# pics on profile?



## cb76er (Oct 14, 2006)

how do you get pictures on your'e profile ? i took two of them and neither one showed up. any info would be helpfull. thank you C.B.


----------



## bearswede (Oct 14, 2006)

Hey Craig...

  Go to "My Setup"... Scroll down to "Set up profile photo"... Then upload your photo...

  Ron


----------



## capsoda (Oct 14, 2006)

I think Roger disabled that feature to save space on the site. Only the old crusties were grand fathered in.[sm=lol.gif]


----------



## Roger (Oct 14, 2006)

You should be able to post a picture of yourself in your profile and I think it's a good idea to do so. Warren it was avatars I disabled because they would come up on every post unlike profile pictures, _old crusties_ like me can put up pictures taken when they were younger if they like []

*Craig* maybe your picture is bigger than 290 x 290 pixels of bigger than 50kb which are the limits.
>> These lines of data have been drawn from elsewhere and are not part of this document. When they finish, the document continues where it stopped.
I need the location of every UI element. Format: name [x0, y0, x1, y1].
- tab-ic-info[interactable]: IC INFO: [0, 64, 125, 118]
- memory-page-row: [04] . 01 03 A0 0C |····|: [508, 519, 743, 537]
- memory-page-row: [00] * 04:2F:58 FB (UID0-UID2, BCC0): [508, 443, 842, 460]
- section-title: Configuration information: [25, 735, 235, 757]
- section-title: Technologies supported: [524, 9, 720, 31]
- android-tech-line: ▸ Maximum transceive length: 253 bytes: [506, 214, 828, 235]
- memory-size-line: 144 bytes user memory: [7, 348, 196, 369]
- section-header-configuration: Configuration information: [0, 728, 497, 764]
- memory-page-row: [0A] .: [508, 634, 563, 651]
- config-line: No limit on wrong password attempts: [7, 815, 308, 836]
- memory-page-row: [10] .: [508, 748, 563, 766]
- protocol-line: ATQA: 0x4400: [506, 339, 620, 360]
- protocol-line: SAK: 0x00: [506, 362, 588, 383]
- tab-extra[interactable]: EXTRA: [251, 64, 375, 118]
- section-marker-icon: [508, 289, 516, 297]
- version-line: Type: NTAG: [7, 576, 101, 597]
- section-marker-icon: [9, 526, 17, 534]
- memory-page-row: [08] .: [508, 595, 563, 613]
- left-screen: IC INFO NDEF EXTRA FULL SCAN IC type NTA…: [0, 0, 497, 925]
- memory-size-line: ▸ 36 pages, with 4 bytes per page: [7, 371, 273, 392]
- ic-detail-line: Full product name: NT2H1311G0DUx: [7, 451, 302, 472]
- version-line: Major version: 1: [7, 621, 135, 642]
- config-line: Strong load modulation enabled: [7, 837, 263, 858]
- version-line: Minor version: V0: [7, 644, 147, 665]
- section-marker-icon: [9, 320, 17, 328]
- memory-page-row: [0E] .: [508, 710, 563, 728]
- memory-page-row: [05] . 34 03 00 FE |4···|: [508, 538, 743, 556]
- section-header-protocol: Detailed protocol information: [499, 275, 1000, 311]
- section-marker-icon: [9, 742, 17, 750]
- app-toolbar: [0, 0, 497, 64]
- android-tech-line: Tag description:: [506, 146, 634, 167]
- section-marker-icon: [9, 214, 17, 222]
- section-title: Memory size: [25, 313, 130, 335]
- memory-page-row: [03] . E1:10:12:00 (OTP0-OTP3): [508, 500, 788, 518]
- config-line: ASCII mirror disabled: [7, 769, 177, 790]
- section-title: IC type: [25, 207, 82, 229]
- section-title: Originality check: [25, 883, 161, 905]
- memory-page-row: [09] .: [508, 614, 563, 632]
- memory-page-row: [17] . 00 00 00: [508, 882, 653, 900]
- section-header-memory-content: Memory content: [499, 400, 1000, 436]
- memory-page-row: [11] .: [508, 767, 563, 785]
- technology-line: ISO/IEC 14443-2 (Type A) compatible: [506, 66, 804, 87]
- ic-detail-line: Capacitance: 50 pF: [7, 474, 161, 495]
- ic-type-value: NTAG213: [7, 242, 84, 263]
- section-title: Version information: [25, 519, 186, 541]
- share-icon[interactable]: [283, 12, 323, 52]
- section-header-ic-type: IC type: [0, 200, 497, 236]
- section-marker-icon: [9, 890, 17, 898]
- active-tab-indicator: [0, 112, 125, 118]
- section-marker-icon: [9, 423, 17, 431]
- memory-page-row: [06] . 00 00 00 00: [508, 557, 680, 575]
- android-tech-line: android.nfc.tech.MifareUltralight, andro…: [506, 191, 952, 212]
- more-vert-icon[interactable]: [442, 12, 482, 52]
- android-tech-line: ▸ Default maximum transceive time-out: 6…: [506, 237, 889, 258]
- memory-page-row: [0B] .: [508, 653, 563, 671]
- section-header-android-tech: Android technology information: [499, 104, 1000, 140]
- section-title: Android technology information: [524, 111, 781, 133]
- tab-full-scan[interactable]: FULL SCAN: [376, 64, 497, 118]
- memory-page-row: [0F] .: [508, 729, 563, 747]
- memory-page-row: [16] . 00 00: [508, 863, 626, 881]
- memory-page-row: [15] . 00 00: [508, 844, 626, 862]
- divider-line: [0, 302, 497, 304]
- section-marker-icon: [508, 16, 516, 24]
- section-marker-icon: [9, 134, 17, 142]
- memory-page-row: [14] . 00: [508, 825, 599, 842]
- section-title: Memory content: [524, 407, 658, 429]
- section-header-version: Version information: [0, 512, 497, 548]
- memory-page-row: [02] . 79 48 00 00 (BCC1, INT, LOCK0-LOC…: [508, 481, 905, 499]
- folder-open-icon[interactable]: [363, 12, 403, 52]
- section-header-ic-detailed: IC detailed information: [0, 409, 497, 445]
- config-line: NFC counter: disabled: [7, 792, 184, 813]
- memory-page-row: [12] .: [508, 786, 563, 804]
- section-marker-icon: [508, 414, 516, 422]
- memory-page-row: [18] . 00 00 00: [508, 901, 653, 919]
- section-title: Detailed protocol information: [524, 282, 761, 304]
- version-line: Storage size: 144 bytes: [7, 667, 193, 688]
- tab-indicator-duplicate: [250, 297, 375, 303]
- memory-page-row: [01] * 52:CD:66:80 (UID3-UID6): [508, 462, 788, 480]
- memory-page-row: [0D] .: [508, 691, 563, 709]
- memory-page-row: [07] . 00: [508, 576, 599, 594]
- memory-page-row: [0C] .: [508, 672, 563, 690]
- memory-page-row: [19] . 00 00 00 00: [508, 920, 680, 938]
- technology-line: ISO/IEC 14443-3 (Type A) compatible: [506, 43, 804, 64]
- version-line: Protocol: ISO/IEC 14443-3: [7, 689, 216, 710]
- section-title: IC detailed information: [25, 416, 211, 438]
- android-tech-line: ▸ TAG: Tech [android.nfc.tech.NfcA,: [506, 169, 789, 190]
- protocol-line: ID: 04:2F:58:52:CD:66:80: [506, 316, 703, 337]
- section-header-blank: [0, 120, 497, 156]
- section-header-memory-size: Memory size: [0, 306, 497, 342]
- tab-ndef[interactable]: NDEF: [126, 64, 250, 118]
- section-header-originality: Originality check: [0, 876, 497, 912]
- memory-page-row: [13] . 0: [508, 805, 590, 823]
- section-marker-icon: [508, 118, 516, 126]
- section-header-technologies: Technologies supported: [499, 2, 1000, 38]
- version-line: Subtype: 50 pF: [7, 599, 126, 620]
If you are still having a problem email the picture to me and I will try to put it up for you.[/align]


----------



## capsoda (Oct 14, 2006)

Well then maybe I will put up a pic of myself. That could frighten some people but oh well. Thanks for strightening that out Roger.


----------



## cb76er (Oct 15, 2006)

thank all you guy's for helping me out!


----------